There is a ring that (on the car) slip fits on the distributor shaft. It is fitted with magnets that excite the module. The module is mounted 0.030" from the ring. The module wires hook to the coil. Simple!

Maybe, by modifying the ring (6cyl), it could be adapted to early H1. Don't know the current requirements or whether it could withstand 10000 rpm. Cost is about $120USD. If I had a bad box on an early H1 I'd give it a shot.
 

H2Rtuner:
I remove on average 7 of them per week. NONE of them are the first one into that distributor, they are ALWAYS a replacement for one that has failed, and come to me after the owner is completely fed up with all PerTronix products.

I have removed over 900 of them in the last 17 years, most burned out, some that just don't work right, all from really upset owners that are tired of the B/S with them.

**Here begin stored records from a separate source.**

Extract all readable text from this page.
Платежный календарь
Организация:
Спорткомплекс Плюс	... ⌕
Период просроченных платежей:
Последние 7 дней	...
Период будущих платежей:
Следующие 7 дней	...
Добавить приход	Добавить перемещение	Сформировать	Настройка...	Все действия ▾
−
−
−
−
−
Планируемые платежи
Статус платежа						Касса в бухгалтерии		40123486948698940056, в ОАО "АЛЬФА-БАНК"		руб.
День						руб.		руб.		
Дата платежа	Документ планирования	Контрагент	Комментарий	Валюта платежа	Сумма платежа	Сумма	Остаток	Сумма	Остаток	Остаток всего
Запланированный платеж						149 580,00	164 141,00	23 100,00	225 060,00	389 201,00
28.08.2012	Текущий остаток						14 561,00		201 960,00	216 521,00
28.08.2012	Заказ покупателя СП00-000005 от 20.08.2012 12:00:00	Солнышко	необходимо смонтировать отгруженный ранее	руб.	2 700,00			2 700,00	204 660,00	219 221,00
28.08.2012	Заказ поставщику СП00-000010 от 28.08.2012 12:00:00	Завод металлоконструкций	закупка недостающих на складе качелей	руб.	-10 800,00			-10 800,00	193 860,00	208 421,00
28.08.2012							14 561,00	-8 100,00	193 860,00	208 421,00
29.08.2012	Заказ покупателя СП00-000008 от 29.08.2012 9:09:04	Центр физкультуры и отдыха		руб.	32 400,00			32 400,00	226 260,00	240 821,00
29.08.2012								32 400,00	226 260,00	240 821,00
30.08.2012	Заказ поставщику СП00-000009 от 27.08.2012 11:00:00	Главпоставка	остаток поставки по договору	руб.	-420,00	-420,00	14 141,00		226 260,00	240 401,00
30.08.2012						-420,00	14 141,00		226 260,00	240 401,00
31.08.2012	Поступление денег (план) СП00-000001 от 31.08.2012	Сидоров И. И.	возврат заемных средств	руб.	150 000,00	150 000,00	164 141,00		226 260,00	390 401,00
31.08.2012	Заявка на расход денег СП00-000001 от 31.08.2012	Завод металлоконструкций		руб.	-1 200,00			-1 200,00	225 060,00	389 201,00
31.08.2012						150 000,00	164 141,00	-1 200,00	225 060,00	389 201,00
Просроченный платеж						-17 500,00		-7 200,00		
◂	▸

A PerTronix Ignitor, no matter the coil, no matter the model, resisted or not, will not make one spark plug volt more than a well maintained points system does. They just don't have the electronics/drivers in their circuits to make the coils work any harder than a stock points setup.

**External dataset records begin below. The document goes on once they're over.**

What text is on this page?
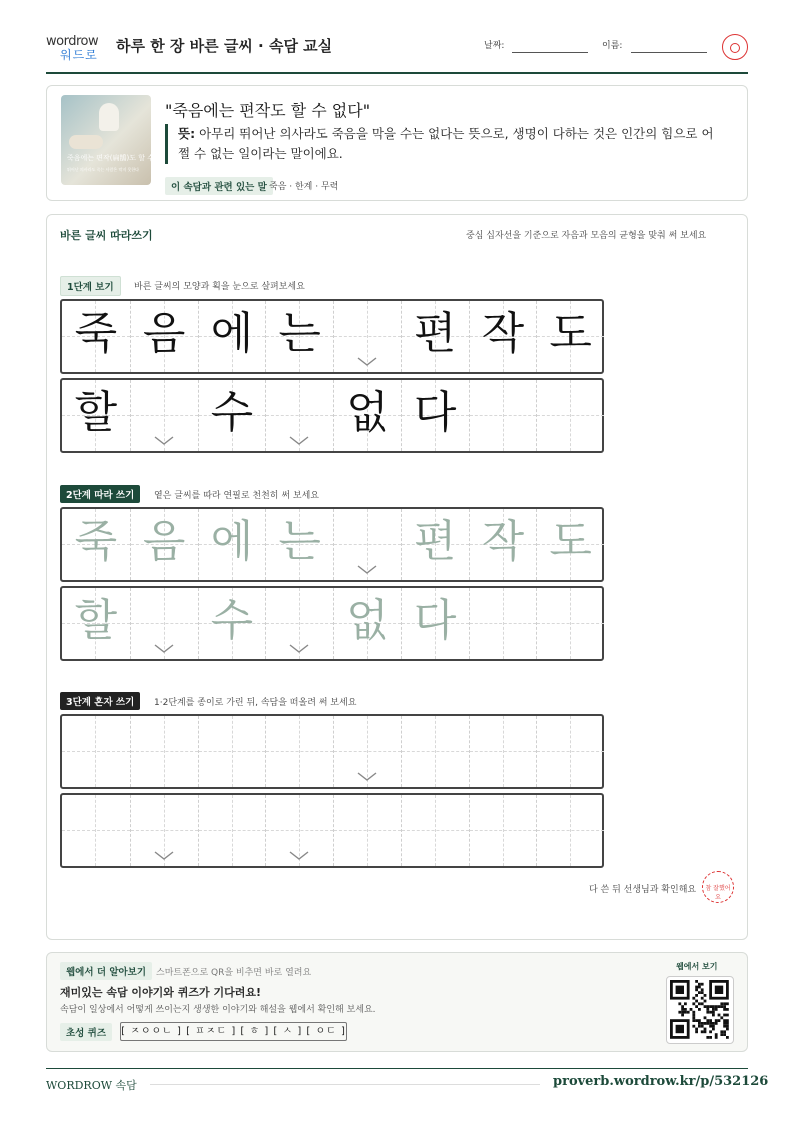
wordrow
워드로 하루 한 장 바른 글씨 · 속담 교실	날짜:	이름:
죽음에는 편작(扁鵲)도 할 수 없다
뛰어난 의사라도 죽는 사람은 막지 못한다
"죽음에는 편작도 할 수 없다"
뜻: 아무리 뛰어난 의사라도 죽음을 막을 수는 없다는 뜻으로, 생명이 다하는 것은 인간의 힘으로 어쩔 수 없는 일이라는 말이에요.
이 속담과 관련 있는 말 죽음 · 한계 · 무력
바른 글씨 따라쓰기	중심 십자선을 기준으로 자음과 모음의 균형을 맞춰 써 보세요
1단계 보기	바른 글씨의 모양과 획을 눈으로 살펴보세요
죽 음 에 는 편 작 도
할 수 없 다
2단계 따라 쓰기	옅은 글씨를 따라 연필로 천천히 써 보세요
죽 음 에 는 편 작 도
할 수 없 다
3단계 혼자 쓰기	1·2단계를 종이로 가린 뒤, 속담을 떠올려 써 보세요
다 쓴 뒤 선생님과 확인해요	참 잘했어요
웹에서 더 알아보기	스마트폰으로 QR을 비추면 바로 열려요
재미있는 속담 이야기와 퀴즈가 기다려요!
속담이 일상에서 어떻게 쓰이는지 생생한 이야기와 해설을 웹에서 확인해 보세요.
초성 퀴즈	[ ㅈㅇㅇㄴ ] [ ㅍㅈㄷ ] [ ㅎ ] [ ㅅ ] [ ㅇㄷ ]
웹에서 보기
WORDROW 속담	proverb.wordrow.kr/p/532126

The LSC model is just a joke, seems every time PerTronix does an "update", they get worse, lots worse.

To make a PerTronix work on a three cylinder, you would have to do it one of two ways, one Ignitor unit, for 6 cylinder, with three of the magnets on the rotor removed (and they do fling them off with regularity), and three coils linked into that one Igniter, for a triple fire system, 9 sparks per revolution.

OR,

Three Igniters with ONE magnet and one coil per Igniter.

There are much better ways to do electronic ignition than a PerTronix.

The Unilite system is great, when resisted correctly, but, same setup, either three complete systems or one that runs the coils with a three "eye slot" rotor. Mallory's magnetic system rivals PerTronix for being the largest pile of junk in the ignition system world.

Kawasaki S3/KH400, H1 and H2 CDI boxes actually 'read' the intensity of the pulse from the magnetic pickup to change the timing curve. The stronger and longer the pulse, the more retard in the system, to a set point in the rpm range. PerTronix and Mallory, don't! They are just systems that dead read, with any and all advance derived from mechanical sourcing, like early four stroke motorcycles have.